One example of how an LLM learns comes from the way humans interact with chatbots such as ChatGPT. You can give the system examples of how you want it to respond, and it will obey. Its outputs are determined by the last several thousand words it has seen. What it does, given those words, is prescribed by its fixed internal connections—but the word sequence nonetheless offers some adaptability. Entire websites are devoted to “jailbreak” prompts that overcome the system’s “guardrails”—restrictions that stop the system from telling users how to make a pipe bomb, for example—typically by directing the model to pretend to be a system without guardrails. Some people use jailbreaking for sketchy purposes, yet others deploy it to elicit more creative answers. “It will answer scientific questions, I would say, better” than if you just ask it directly, without the special jailbreak prompt, says William Hahn, co-director of the Machine Perception and Cognitive Robotics Laboratory at Florida Atlantic University. “It’s better at scholarship.”

Another type of in-context learning happens via “chain of thought” prompting, which means asking the network to spell out each step of its reasoning—a tactic that makes it do better at logic or arithmetic problems requiring multiple steps. (But one thing that made Millière’s example so surprising is that the network found the Fibonacci number without any such coaching.)

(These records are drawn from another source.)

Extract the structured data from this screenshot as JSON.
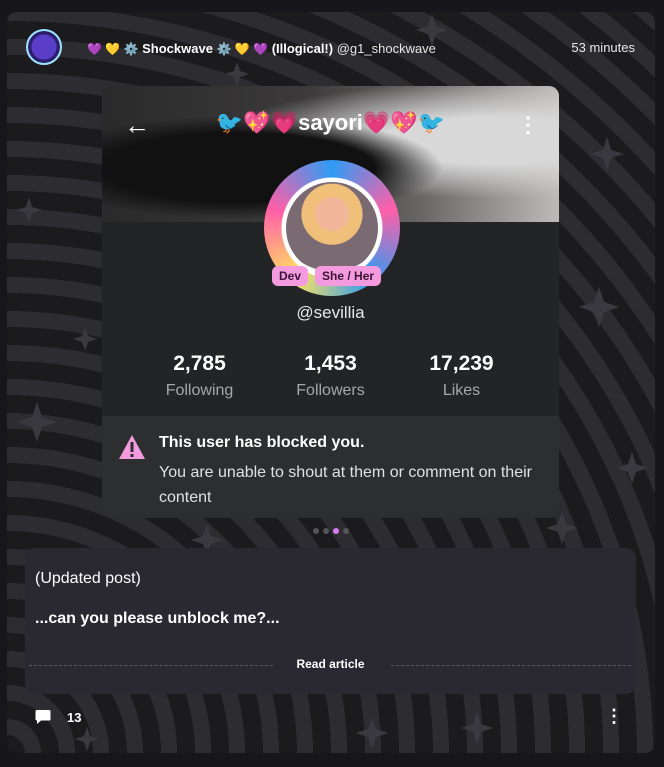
{
  "post": {
    "author_hearts_left": "💜 💛 ⚙️",
    "author_nick": "Shockwave",
    "author_hearts_right": "⚙️ 💛 💜",
    "author_tag": "(Illogical!)",
    "author_handle": "@g1_shockwave",
    "time": "53 minutes"
  },
  "screenshot": {
    "profile_name": "🐦💖💗sayori💗💖🐦",
    "badges": [
      "Dev",
      "She / Her"
    ],
    "username": "@sevillia",
    "stats": [
      {
        "value": "2,785",
        "label": "Following"
      },
      {
        "value": "1,453",
        "label": "Followers"
      },
      {
        "value": "17,239",
        "label": "Likes"
      }
    ],
    "blocked_title": "This user has blocked you.",
    "blocked_desc": "You are unable to shout at them or comment on their content"
  },
  "carousel": {
    "count": 4,
    "active_index": 2
  },
  "article": {
    "title": "(Updated post)",
    "body": "...can you please unblock me?...",
    "read_label": "Read article"
  },
  "footer": {
    "comment_count": "13"
  },
  "colors": {
    "accent": "#f49be0",
    "dot_active": "#d67cf0",
    "warning": "#f49be0"
  }
}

In 2022 a team at Google Research and the Swiss Federal Institute of Technology in Zurich—Johannes von Oswald, Eyvind Niklasson, Ettore Randazzo, João Sacramento, Alexander Mordvintsev, Andrey Zhmoginov and Max Vladymyrov—showed that in-context learning follows the same basic computational procedure as standard learning, known as gradient descent. This procedure was not programmed; the system discovered it without help. “It would need to be a learned skill,” says Blaise Agüera y Arcas, a vice president at Google Research. In fact, he thinks LLMs may have other latent abilities that no one has discovered yet. “Every time we test for a new ability that we can quantify, we find it,” he says.

Although LLMs have enough blind spots not to qualify as artificial general intelligence, or AGI—the term for a machine that attains the resourcefulness of animal brains—these emergent abilities suggest to some researchers that tech companies are closer to AGI than even optimists had guessed. “They’re indirect evidence that we are probably not that far off from AGI,” Goertzel said in March at a conference on deep learning at Florida Atlantic University. OpenAI’s plug-ins have given ChatGPT a modular architecture a little like that of the human brain. “Combining GPT-4 [the latest version of the LLM that powers ChatGPT] with various plug-ins might be a route toward a humanlike specialization of function,” says M.I.T. researcher Anna Ivanova.

At the same time, though, researchers worry the window may be closing on their ability to study these systems. OpenAI has not divulged the details of how it designed and trained GPT-4, in part because it is locked in competition with Google and other companies—not to mention other countries. “Probably there’s going to be less open research from industry, and things are going to be more siloed and organized around building products,” says Dan Roberts, a theoretical physicist at M.I.T., who applies the techniques of his profession to understanding AI.

And this lack of transparency does not just harm researchers; it also hinders efforts to understand the social impacts of the rush to adopt AI technology. “Transparency about these models is the most important thing to ensure safety,” Mitchell says.